JJJJ LAURENT DE WILDE : « Present »
Nocturne 2006
La langue française est bourrée de pièges trompeurs et si nous avions manqué de vigilance nous aurions sans hésité parlé d’album de « variétés ». Mais assurément il y aurait eu confusion, misunderstanding, gourance sur toute la ligne en somme. Nous lui préférerons donc la notion d’éclectisme qui nous semble mieux coller à la très grande richesse de cet album. Album dans lequel le pianiste de surprises en surprises nous laisse d’un bout à l’autre de l’ouvrage scotché à la plage suivante avec une sorte de plaisir frénétique.

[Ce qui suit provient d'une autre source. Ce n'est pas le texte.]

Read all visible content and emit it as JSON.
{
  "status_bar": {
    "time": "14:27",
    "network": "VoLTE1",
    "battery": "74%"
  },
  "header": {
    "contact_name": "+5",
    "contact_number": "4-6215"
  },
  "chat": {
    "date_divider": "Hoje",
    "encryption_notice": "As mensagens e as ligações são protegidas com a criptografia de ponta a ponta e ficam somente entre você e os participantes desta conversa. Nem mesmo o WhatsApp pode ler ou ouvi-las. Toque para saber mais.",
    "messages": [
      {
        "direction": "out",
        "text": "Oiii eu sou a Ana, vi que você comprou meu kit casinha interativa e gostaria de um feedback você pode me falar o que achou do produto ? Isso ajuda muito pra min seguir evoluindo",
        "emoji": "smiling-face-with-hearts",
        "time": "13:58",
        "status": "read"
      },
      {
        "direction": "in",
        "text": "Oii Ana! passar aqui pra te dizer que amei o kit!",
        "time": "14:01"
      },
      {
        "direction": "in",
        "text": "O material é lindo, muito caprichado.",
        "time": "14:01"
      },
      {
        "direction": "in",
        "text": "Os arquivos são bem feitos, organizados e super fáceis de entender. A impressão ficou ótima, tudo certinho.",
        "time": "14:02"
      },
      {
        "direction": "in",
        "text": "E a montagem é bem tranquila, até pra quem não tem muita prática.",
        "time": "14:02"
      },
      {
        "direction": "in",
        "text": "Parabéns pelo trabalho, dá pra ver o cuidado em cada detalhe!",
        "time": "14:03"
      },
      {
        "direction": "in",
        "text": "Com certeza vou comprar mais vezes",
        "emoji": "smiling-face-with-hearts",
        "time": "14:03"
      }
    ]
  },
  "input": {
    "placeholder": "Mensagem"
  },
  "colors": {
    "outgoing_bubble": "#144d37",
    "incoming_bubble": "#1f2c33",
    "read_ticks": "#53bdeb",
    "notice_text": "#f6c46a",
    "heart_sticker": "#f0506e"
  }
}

Laurent de Wilde qui vient de passer ces 6 dernières années dans les sphères de la musique électro dans laquelle il n’y a pas si longtemps il jurait avoir trouvé son meilleur vecteur d’expression (son dernier groupe « Organics » en était la parfaite illustration) fait ici un retour gagnant au tout acoustique. Sans pour autant qu’il ne s’agisse d’un retour en arrière. Bien au contraire car Laurent De Wilde a grandi au passage, s’est nourri d’une nouvelle approche du clavier, s’est imprégné des nouveaux pianistes apparus ces dernières années de part et d’autre de l’atlantique, a emprunté aussi à de nouvelles musiques. Il en résulte un fondu enchaîné dans lequel De Wilde nous ballade dans ses musiques entre swing, blues, free, reggae. L’album démarre à un très hauts niveau avec les deux premiers thèmes qui sont des adaptations de ce qu’il faisait en électro : The Present était dans l’album « Time for change » -2000 et Move on dans « Stories » - 2003. On comprend alors que le maître mot, le fil conducteur, la base irréductible pour De Wilde c’est le groove sous toutes ses formes. Il peut s’agir d’un swing ternaire sous toutes ses formes comme dans Move on où De Wilde s’amuse faire passer le morceau par tous les stades allant jusqu’à accélérer/ralentir les tempos à volonté. Dans un thème plus posé comme Fleurette africaine où l’on sent poindre rythmiquement et structurellement des univers svenssonien, De Wilde comme une seconde nature en revient toujours au groove et lui impose une pulse à l’africaine d’où émergerait bien un Randy Weston. Entre autres. Sur Quiet but not quite joué au départ sur quelques notes simples ponctuées par des battements d’horloge De Wilde crée de larges espaces sonores puis tel un démolisseur s’emballe, les remplit frénétiquement et s’ingénue à tout déstructurer comme l’aurait fait un pianiste free pour en revenir finalement à la structure lente. De Wilde se permet ensuite une incursion du coté du reggae dans un thème joué en hommage à Ernest Ranglin, chantre jamaïcain de la guitare reggae et avec qui le pianiste a eu l’occasion de jouer (One for Ernie), puis nous entraîne dans un club aux allures techno funk totalement irrésistible. Dans un fondu enchaîné tout cela finit par un bon gros blues ultra facile dans lequel il n’est certainement pas question de se faire du mal.
Et l’on comprend que ce travail suppose une rythmique impeccable capable de s’adapter à tous les univers, sorte de pâte à modeler que le pianiste triture sans cesse pour lui donner formes et couleurs multiples. Darryl Hall contrebassiste d’exception nous fait entendre au moins une dizaine de son à son instrument au gré des univers explorés.
Certains reprocheront alors peut être à De Wilde son côté zapping et touche à tout. Mais s’il est vrai que le pianiste brasse large dans l’histoire récente de la musique il a le mérite de donner un sérieux coup de jeune au piano jazz sans jamais ennuyer et sans oublier jamais ce que le jazz doit au swing, éternel point de ralliement de cet album. Et De Wilde nous en apporte ici une savoureuse et torride illustration.